Terörsüz Türkiye'nin amacına işaret eden Bahçeli, şunları kaydetti:
"Kürt kardeşlerimizin terörle uzaktan yakından bağ ve bağlantısı yoktur. Farklı saik ve sebeplerle aldanıp kandırılan, fakat suça karışmamış, silahlı bir eylemde bulunmamış kim varsa gelip ailesiyle kucaklaşmalıdır. Silah varsa siyaset yoktur. Siyaset olacaksa, siyaset yapılacaksa silahların tamamı yakılmalıdır.

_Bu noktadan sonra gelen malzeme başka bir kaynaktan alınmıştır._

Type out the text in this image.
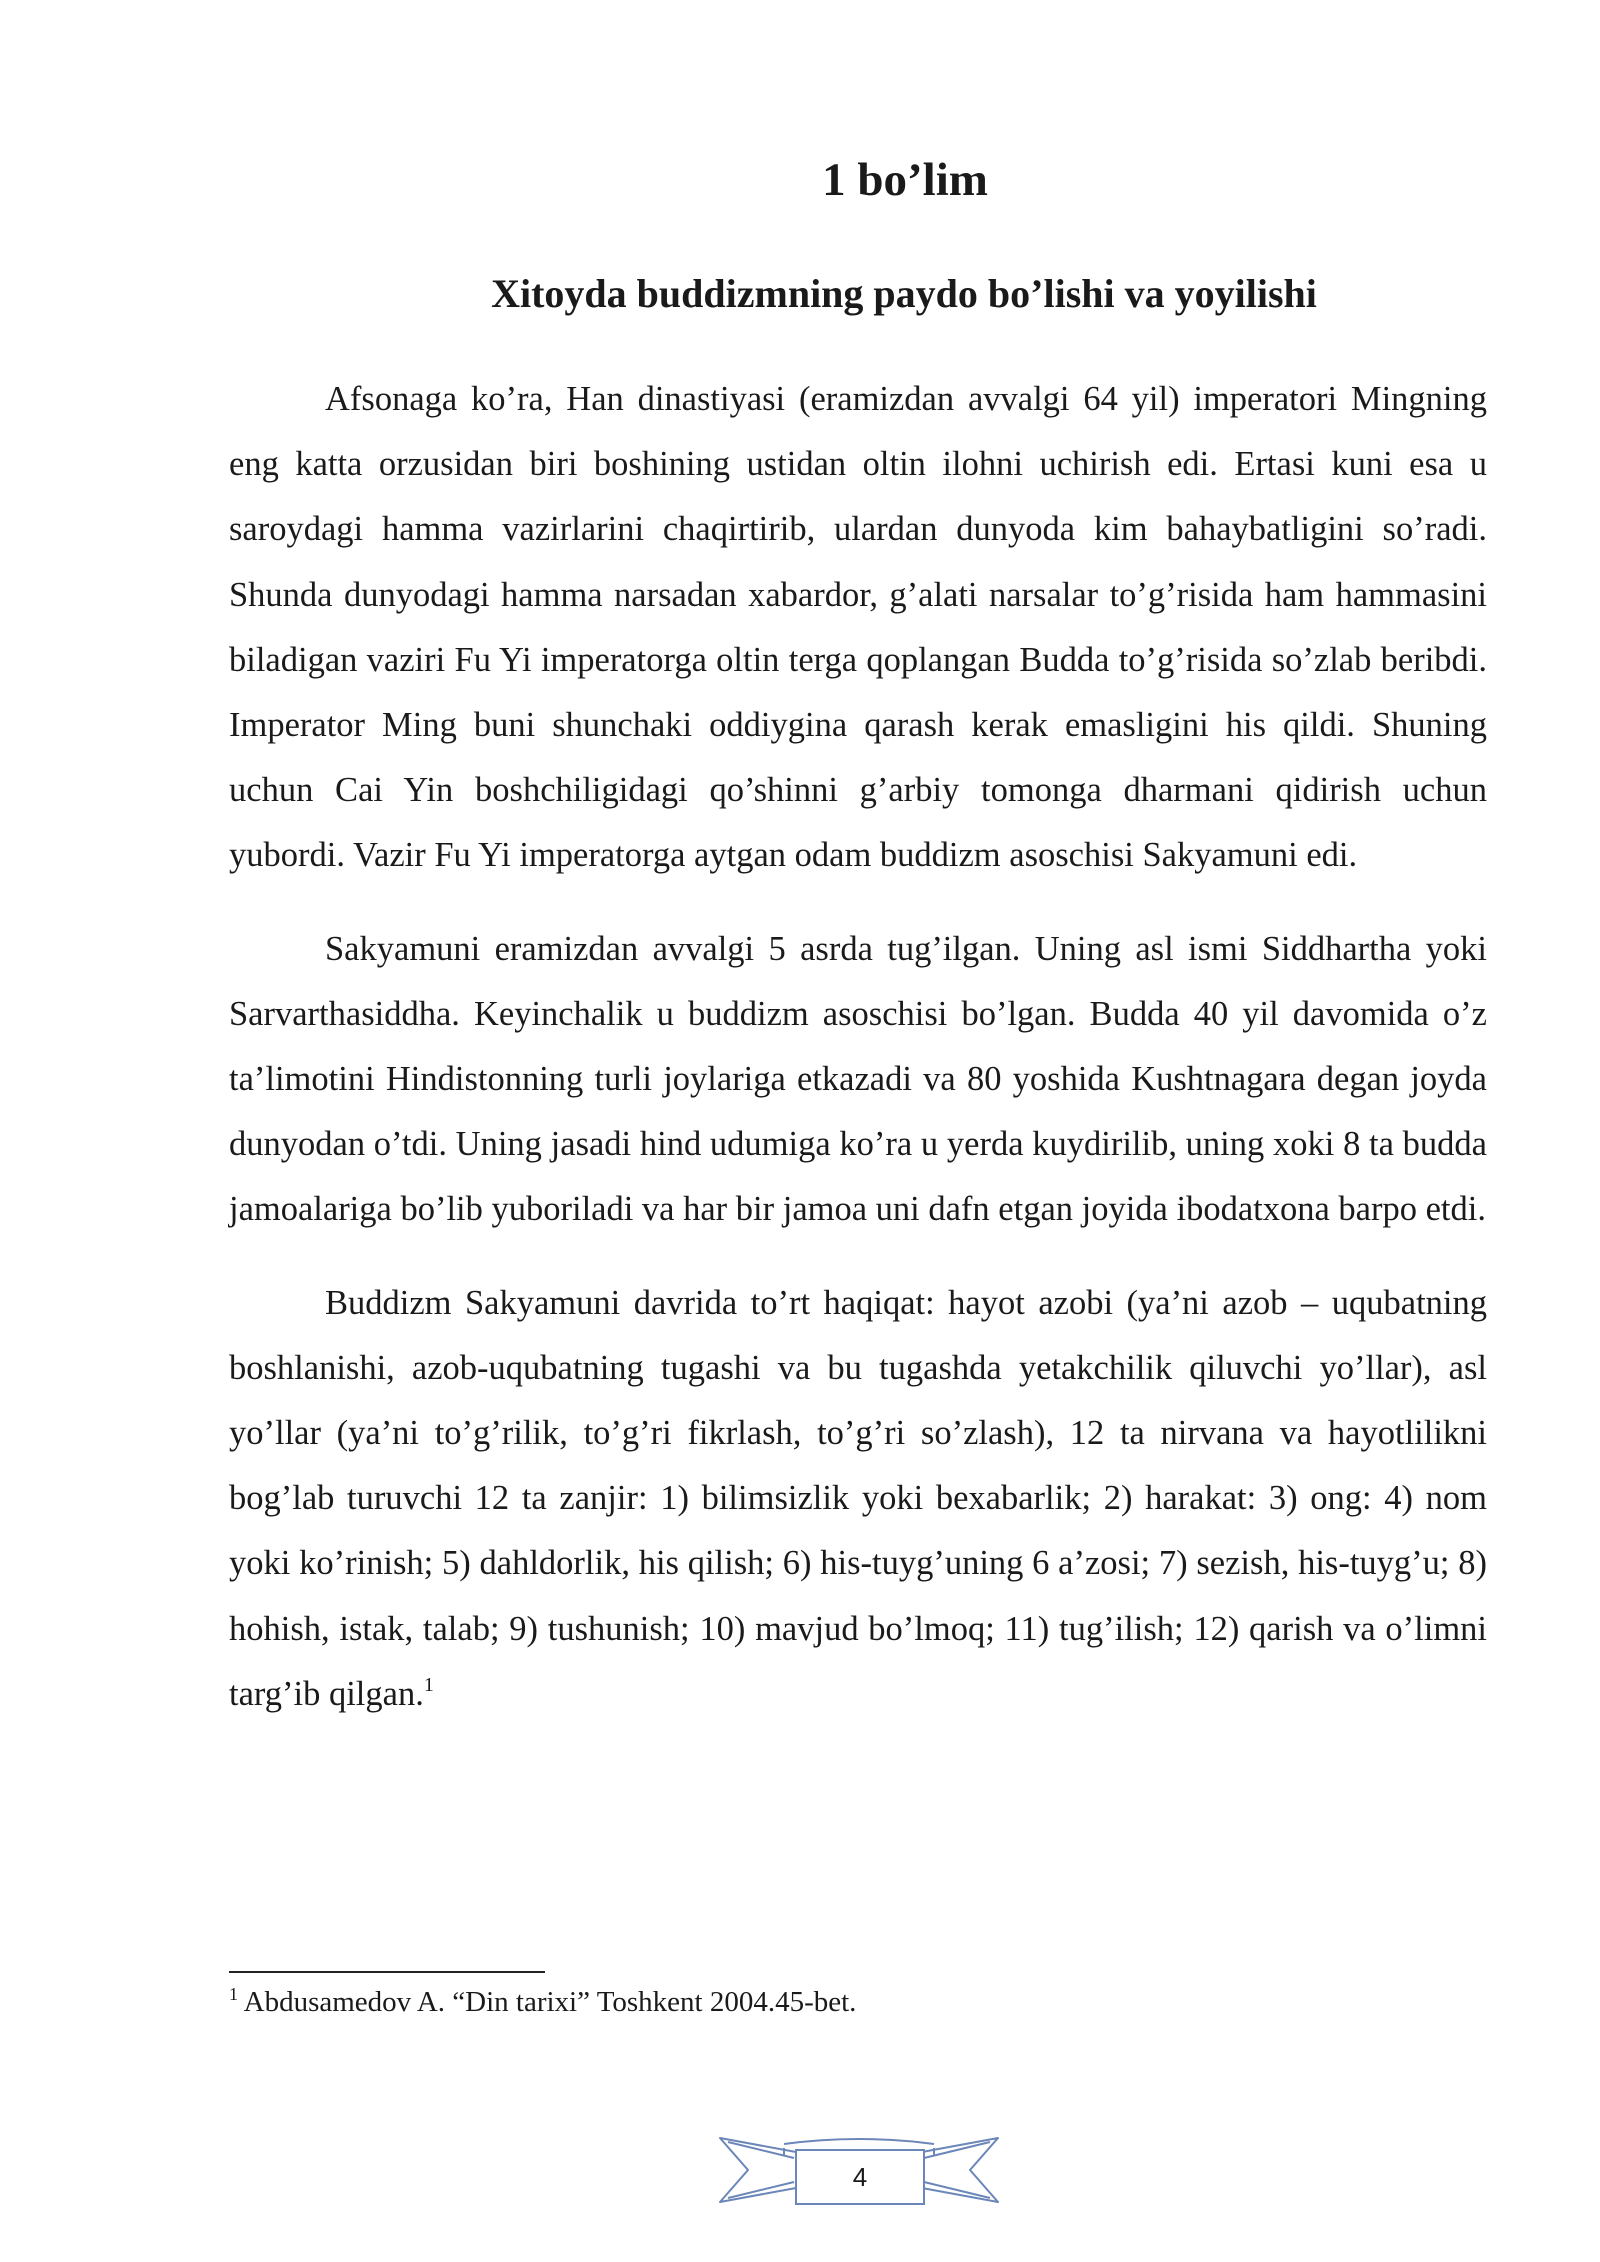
1 bo’lim
Xitoyda buddizmning paydo bo’lishi va yoyilishi

Afsonaga ko’ra, Han dinastiyasi (eramizdan avvalgi 64 yil) imperatori Mingning eng katta orzusidan biri boshining ustidan oltin ilohni uchirish edi. Ertasi kuni esa u saroydagi hamma vazirlarini chaqirtirib, ulardan dunyoda kim bahaybatligini so’radi. Shunda dunyodagi hamma narsadan xabardor, g’alati narsalar to’g’risida ham hammasini biladigan vaziri Fu Yi imperatorga oltin terga qoplangan Budda to’g’risida so’zlab beribdi. Imperator Ming buni shunchaki oddiygina qarash kerak emasligini his qildi. Shuning uchun Cai Yin boshchiligidagi qo’shinni g’arbiy tomonga dharmani qidirish uchun yubordi. Vazir Fu Yi imperatorga aytgan odam buddizm asoschisi Sakyamuni edi.

Sakyamuni eramizdan avvalgi 5 asrda tug’ilgan. Uning asl ismi Siddhartha yoki Sarvarthasiddha. Keyinchalik u buddizm asoschisi bo’lgan. Budda 40 yil davomida o’z ta’limotini Hindistonning turli joylariga etkazadi va 80 yoshida Kushtnagara degan joyda dunyodan o’tdi. Uning jasadi hind udumiga ko’ra u yerda kuydirilib, uning xoki 8 ta budda jamoalariga bo’lib yuboriladi va har bir jamoa uni dafn etgan joyida ibodatxona barpo etdi.

Buddizm Sakyamuni davrida to’rt haqiqat: hayot azobi (ya’ni azob – uqubatning boshlanishi, azob-uqubatning tugashi va bu tugashda yetakchilik qiluvchi yo’llar), asl yo’llar (ya’ni to’g’rilik, to’g’ri fikrlash, to’g’ri so’zlash), 12 ta nirvana va hayotlilikni bog’lab turuvchi 12 ta zanjir: 1) bilimsizlik yoki bexabarlik; 2) harakat: 3) ong: 4) nom yoki ko’rinish; 5) dahldorlik, his qilish; 6) his-tuyg’uning 6 a’zosi; 7) sezish, his-tuyg’u; 8) hohish, istak, talab; 9) tushunish; 10) mavjud bo’lmoq; 11) tug’ilish; 12) qarish va o’limni targ’ib qilgan.$^1$

$^1$ Abdusamedov A. “Din tarixi” Toshkent 2004.45-bet.

4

Bizim kaybına göz yumacağımız, heba ve israf edeceğimiz tek bir insanımız yoktur."
"Eğmeden bükmeden söylemeliyim ki PKK'nın kurucu önderliği elini taşın altına koymuştur." ifadesini kullanan Bahçeli, sözlerini şöyle sürdürdü:
"27 Şubat Barış ve Demokratik Toplum Çağrısı'nın hitamında PKK 12 Mayıs'ta silah bırakmış ve örgütsel varlığını lağvetmiştir. 11 Temmuz'da bir grup PKK'lı silahlarını yakmıştır. Ne var ki Suriye'nin kuzey doğusunda tesir alanı bulunan SDG/YPG henüz silah bırakmamış, 27 Şubat İmralı çağrısına riayet etmemiştir. Halbuki İmralı'nın çağrısı PKK'nın yanı sıra bölücü terörün tüm bileşenlerini kapsamaktadır. En azından bizim anladığımız böyledir, yorumumuz budur, doğrultu da budur. Beklentim şudur, PKK'nın kurucu önderliği SDG/YPG'ye direkt aynı mahiyet ve muhtevada bir çağrıda bulunarak, Şam yönetimiyle imzalanan 10 Mart tarihli mutabakata uyulmasını istemelidir.
Esad rejiminin devrilmesinden sonra ilk kez yapılan Halk Meclisi seçimlerinin demokratik istikrar içinde yeni dönemin, yeni siyasi ve toplumsal mekanizmanın ağırlık merkezi olması yönünde fikir birliği hasıl olmuşken Rakka, Haseke ve Süveyda'nın bunun dışında kalması 10 Mart Mutabakatı'nın ruhuyla çelişmektedir. Gerekirse Milli Dayanışma, Kardeşlik ve Demokrasi Komisyonu'nda görev yapan milletvekillerinden bir grup İmralı'ya giderek yüz yüze görüşme sağlamalı, mesajlar ilk ağızdan alınmalı ve kamuoyuyla paylaşılmalıdır.
Bunda çekinilecek bir husus görmüyorum. Bizi bağlayan açıklama 27 Şubat İmralı açıklamasıdır. Bu açıklamanın güncellenerek daha detaylandırılması ve çerçevesinin genişletilmesi hayırlı gelişmelere yol açacaktır. Bu sebepten dolayı 27 Şubat açıklamasının da tam arkasında durmaktayız. Terörsüz Türkiye, tereddütsüz Türkiye'dir. Terörsüz Türkiye, güçlü ve güvenli Türkiye'dir."